Este clásico es pura pasión

Si de clásicos hablamos no podemos dejar de lado el Clásico del Norte, el partido más esperado por todos los aficionados regiomontanos. Hay quienes comentan que este juego es más pasional que incluso un América–Chivas, por supuesto declaración cuestión de sentimientos, lo que sí es que la pasión no se puede comparar en este tipo de juegos porque es un sentimiento tanto individual como masivo y no me queda duda que al menos allá, en el norte, este juego entre Monterrey y la Universidad de Nuevo León, mueve todos los sentimientos habidos y por haber.

Carlos Hermosillo quien jugó para América, Cruz Azul, Chivas y Monterrey entre muchos otros, comentó que el Clásico regio era más pasional que el América–Chivas, que él podía dar testimonio de eso porque tuvo la oportunidad de sentir los dos juegos…

Igual la palabra de Hermosillo para algunos no vale nada y para otros será la verdad absoluta, pero lo que es un hecho es que la afición regia es muy pasional y eso lo vemos juego a juego que llenan sus estadios, así estén bien o mal sus equipos.

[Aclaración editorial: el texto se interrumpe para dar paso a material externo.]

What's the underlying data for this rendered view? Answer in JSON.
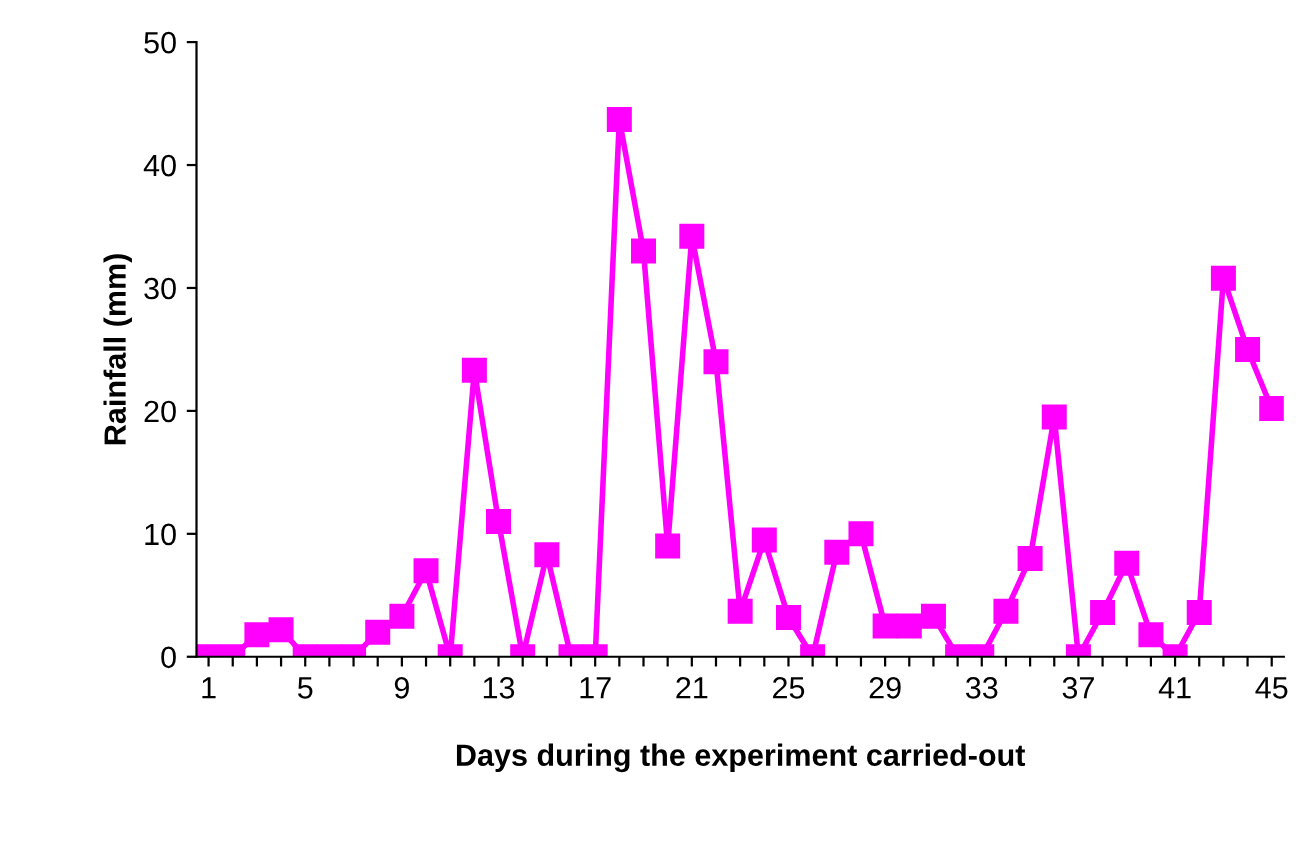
{
  "chart_data": {
    "type": "line",
    "xlabel": "Days during the experiment carried-out",
    "ylabel": "Rainfall (mm)",
    "categories": [
      "1",
      null,
      null,
      null,
      "5",
      null,
      null,
      null,
      "9",
      null,
      null,
      null,
      "13",
      null,
      null,
      null,
      "17",
      null,
      null,
      null,
      "21",
      null,
      null,
      null,
      "25",
      null,
      null,
      null,
      "29",
      null,
      null,
      null,
      "33",
      null,
      null,
      null,
      "37",
      null,
      null,
      null,
      "41",
      null,
      null,
      null,
      "45"
    ],
    "series": [
      {
        "color": "#ff00ff",
        "values": [
          0,
          0,
          1.8,
          2.2,
          0,
          0,
          0,
          2,
          3.3,
          7,
          0,
          23.3,
          11,
          0,
          8.3,
          0,
          0,
          43.7,
          33,
          9,
          34.2,
          24,
          3.7,
          9.5,
          3.2,
          0,
          8.5,
          10,
          2.5,
          2.5,
          3.3,
          0,
          0,
          3.7,
          8,
          19.5,
          0,
          3.6,
          7.6,
          1.8,
          0,
          3.6,
          30.8,
          25,
          20.2
        ]
      }
    ],
    "ylim": [
      0,
      50
    ],
    "yticks": [
      0,
      10,
      20,
      30,
      40,
      50
    ],
    "grid": false,
    "legend": false,
    "marker": "square",
    "line_style": "solid"
  }
}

Para muchos, la mejor afición de México es la de Monterrey y sus equipos siempre juegan en un ambiente de fiesta y presión, el Clásico por supuesto que es un juego de orgullo y honor entre estos dos equipos que paralizan su ciudad cuando se enfrentan.

Clásicos intensos ha habido muchos, yo al menos desde la época de Mario Mota Souza Bahía, Reynaldo Weldini, Francisco Javier Abuelo Cruz, Tomás Boy, Horacio Rocha, Batocletti, he sido testigo de la animadversión que existe entre esos clubes y aficiones deportivamente hablando. En lo personal, trato de no perderme los juegos entre estos dos clubes, sin ser fanático de ninguno.

Inolvidable el festejo de Bahía, el famoso avioncito y por Tigres los goles de Tomás Boy de tiro libre, sin duda alguna ellos fueron importantísimos en la historia y construcción de este clásico desde la década de los 80’s, pero antes de ellos este juego ya tenía una historia grande que cimentó lo que hoy conocemos como el Clásico Regimontano.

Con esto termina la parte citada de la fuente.